What they say

Stephen Archer is a speaker with great charisma. By using illustrations and personal experiences and not being afraid to share his own point of view of the current situation and who is to blame for it, he engages the whole audience, at the same time helping us all to understand the credit crunch a little better.

— Warwick Business School


1916 – 2016 Plus ca change?

Welcome to 2016. I cannot recall a year where I have felt so optimistic and so apprehensive too. If that sounds like a contradiction, then view this as polar perspectives which are inter-related by globalisation and the unstable geo-political climate that exists in much of the world. The febrile nature of many political states makes predictions very difficult.

I will start with the good news, you can choose not to read on after that! The global economy will grow by around 3%. The US and UK will enjoy growth of around 2.5% which just shows that China even in its dip is still driving global growth though India will possibly outgrow China in 2016 at around 7%. The vexing tribal differences in the Middle East should settle down and ISIS may indeed be stopped in its tracks by the increasingly unified global force that is working to degrade it. The fall of Ramadi is a good sign. The US will without doubt elect a President who will instil more confidence in the steadily recovering US economy. It seems most likely that Hillary Clinton will beat Trump to the White House but global events may give Trump the oxygen to make the race very close.

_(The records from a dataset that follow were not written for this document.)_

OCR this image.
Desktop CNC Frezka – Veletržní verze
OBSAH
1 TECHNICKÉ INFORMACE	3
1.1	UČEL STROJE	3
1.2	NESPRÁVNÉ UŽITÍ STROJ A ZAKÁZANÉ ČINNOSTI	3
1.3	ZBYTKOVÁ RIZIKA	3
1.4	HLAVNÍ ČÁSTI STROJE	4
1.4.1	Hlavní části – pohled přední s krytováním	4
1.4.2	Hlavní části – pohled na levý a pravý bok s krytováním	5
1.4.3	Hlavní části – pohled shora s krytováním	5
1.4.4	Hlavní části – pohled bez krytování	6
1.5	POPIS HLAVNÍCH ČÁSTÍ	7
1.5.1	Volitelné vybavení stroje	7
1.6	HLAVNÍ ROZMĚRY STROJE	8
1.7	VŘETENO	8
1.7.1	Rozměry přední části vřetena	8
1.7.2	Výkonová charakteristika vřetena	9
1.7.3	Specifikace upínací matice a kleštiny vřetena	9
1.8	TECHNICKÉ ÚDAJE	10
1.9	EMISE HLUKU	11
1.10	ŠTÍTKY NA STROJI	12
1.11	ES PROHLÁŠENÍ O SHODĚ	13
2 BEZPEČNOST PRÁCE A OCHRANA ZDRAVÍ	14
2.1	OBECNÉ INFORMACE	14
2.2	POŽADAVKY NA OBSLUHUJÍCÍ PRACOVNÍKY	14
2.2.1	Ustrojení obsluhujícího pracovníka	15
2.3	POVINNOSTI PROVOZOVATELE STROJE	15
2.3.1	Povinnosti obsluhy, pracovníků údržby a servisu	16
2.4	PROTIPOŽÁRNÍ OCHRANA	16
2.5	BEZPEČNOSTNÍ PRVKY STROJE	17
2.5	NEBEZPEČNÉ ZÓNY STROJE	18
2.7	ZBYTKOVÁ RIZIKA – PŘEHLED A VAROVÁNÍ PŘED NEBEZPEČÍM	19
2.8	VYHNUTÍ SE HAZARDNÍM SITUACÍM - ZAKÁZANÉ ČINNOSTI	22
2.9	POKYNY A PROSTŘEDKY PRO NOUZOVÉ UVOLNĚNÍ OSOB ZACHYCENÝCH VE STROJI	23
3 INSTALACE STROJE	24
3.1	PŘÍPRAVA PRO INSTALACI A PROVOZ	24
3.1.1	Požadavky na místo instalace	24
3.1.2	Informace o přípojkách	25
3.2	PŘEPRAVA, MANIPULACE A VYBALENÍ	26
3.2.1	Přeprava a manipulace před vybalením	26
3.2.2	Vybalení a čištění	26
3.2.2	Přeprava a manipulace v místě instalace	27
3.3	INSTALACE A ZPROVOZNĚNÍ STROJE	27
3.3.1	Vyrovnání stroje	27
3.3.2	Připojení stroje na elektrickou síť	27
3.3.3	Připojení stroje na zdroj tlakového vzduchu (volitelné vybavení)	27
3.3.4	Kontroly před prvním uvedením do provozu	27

So to the negative side of the scorecard. The biggest shock of 2015 was that China is obviously not invincible and the current uncertainty about the global economic growth engine will carry on through the year. Global commodity prices should stabilise by the end of 2016 but at much lower price levels than 2014. President Xi is trying to purge China of corruption but freedom of speech is also falling (as it is in other controlled states such as the Middle East and Russia) and social unrest in reaction to this remains likely.  India may yet catch up with China before China becomes the economic leader of the world.  The rest of the BRICS will continue to stagnate in the wake of China’s woes.

Bookmakers have the odds of the UK leaving the EU at one in three but it’s going to be a complex road to the referendum and a BREXIT is possible and the odds will get tighter. I will write more on the BREXIT in due course. I am in the exit camp. The EU is still papering over the cracks in the economy, migration issues, member differences, the Greek disaster and the mess that the EURO represents.

The refugee crisis in Europe sees no sign of abating and the current spat between Saudi Arabia and its neighbours does not auger well for the region quite aside from the impact of ISIS in the northern part of the middle east. Germany is at the forefront of the refugee crisis having taken in 1 million people in 2015 but this is starting to cause real concerns amongst the German people. Linked to this is the general instability of the middle east and weakening of the region’s economies as a result of the oil price crash of the past 18 months. It is hard to see how the Brent crude price will change unless a major supplier turns off the taps or heaven forbid there is a major conflict in the middle east.

Prediction has never been so difficult. It is 100 years since the Battle of the Somme; the Easter uprising in Ireland and the seeds being sown for the Russian revolution. The effects of all these events can be seen today. So we need to remember : the further back you look for further forward you can see.